On various occasions I have expressed, for example, my concern
and that of the whole Church about the so-called “educational emergency”, which
can certainly be grouped together with other “emergencies” that affect the
different dimensions of individuals and their fundamental relationships, and to
which an evasive or trivial response can be given. I am thinking, for example,
of the growing difficulty in the field of labour and of the difficulty of
staying faithful, as time passes, to the responsibilities assumed. An
impoverishment for the future of the world and of the whole of humanity — not
merely economic and social but above all human and spiritual — would result if
young people were no longer to hope, no longer to make progress; if their
energy, vitality, capacity for anticipating the future were not integrated into
the dynamics of history we should be faced with a humanity, withdrawn into
itself, without trust and without a positive view of the future.
Although we are aware of the many problematic situations that
are also affecting the context of faith and of membership in the Church. let us
renew our trust in young people, let us reaffirm that the Church looks to their
condition, to their cultures, as to an essential and inevitable reference point
for her pastoral action.
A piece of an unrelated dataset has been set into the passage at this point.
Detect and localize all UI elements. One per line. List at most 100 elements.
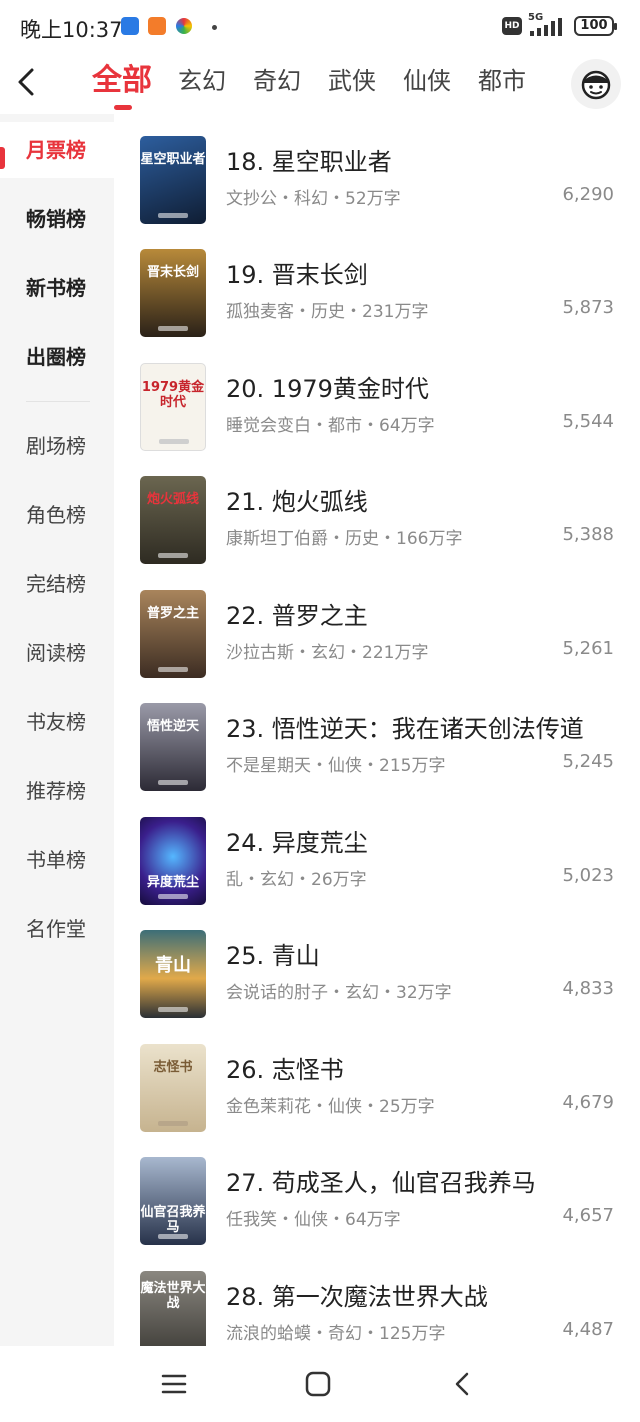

For this reason I would like once again to take up
certain significant passages of the Message the Second Vatican Council addressed
to young people, so that it may provide food for thought and an incentive for
the new generations.
In this Message the Council said first of all: “the Church looks
to you with confidence and with love.... She possesses what constitutes the
strength and charm of youth, that is to say the ability to rejoice with what is
beginning, to give oneself unreservedly, to renew oneself and to set out again
for new conquests”.
Venerable Paul VI therefore addressed this Appeal to the young
people of the world: “it is in the name of this God and of his Son, Jesus, that
we exhort you to open your hearts to the dimensions of the world, to heed the
appeal of your brothers, to place your youthful energies at their service. Fight
against all egoism. Refuse to give free course to the instincts of violence and
hatred which beget war and all their train of misery. Be generous, pure,
respectful, and sincere, and build in enthusiasm a better world than your elders
had”.
I too would like to reassert this forcefully: the Church trusts
in young people, hopes in them and in their energies, she needs them and their
vitality in order to continue to live with a fresh impetus the mission entrusted
to her by Christ. I warmly hope, therefore, that the Year of Faith will also be
an invaluable opportunity for the young generations, to rediscover and intensify
friendship with Christ, from which to draw joy and enthusiasm to transform
cultures and societies in depth.
Dear friends, as I thank you for the commitment that you
generously devote to the service of the Church and for the special attention you
pay to the young, I warmly impart my Apostolic Blessing to you. Many thanks.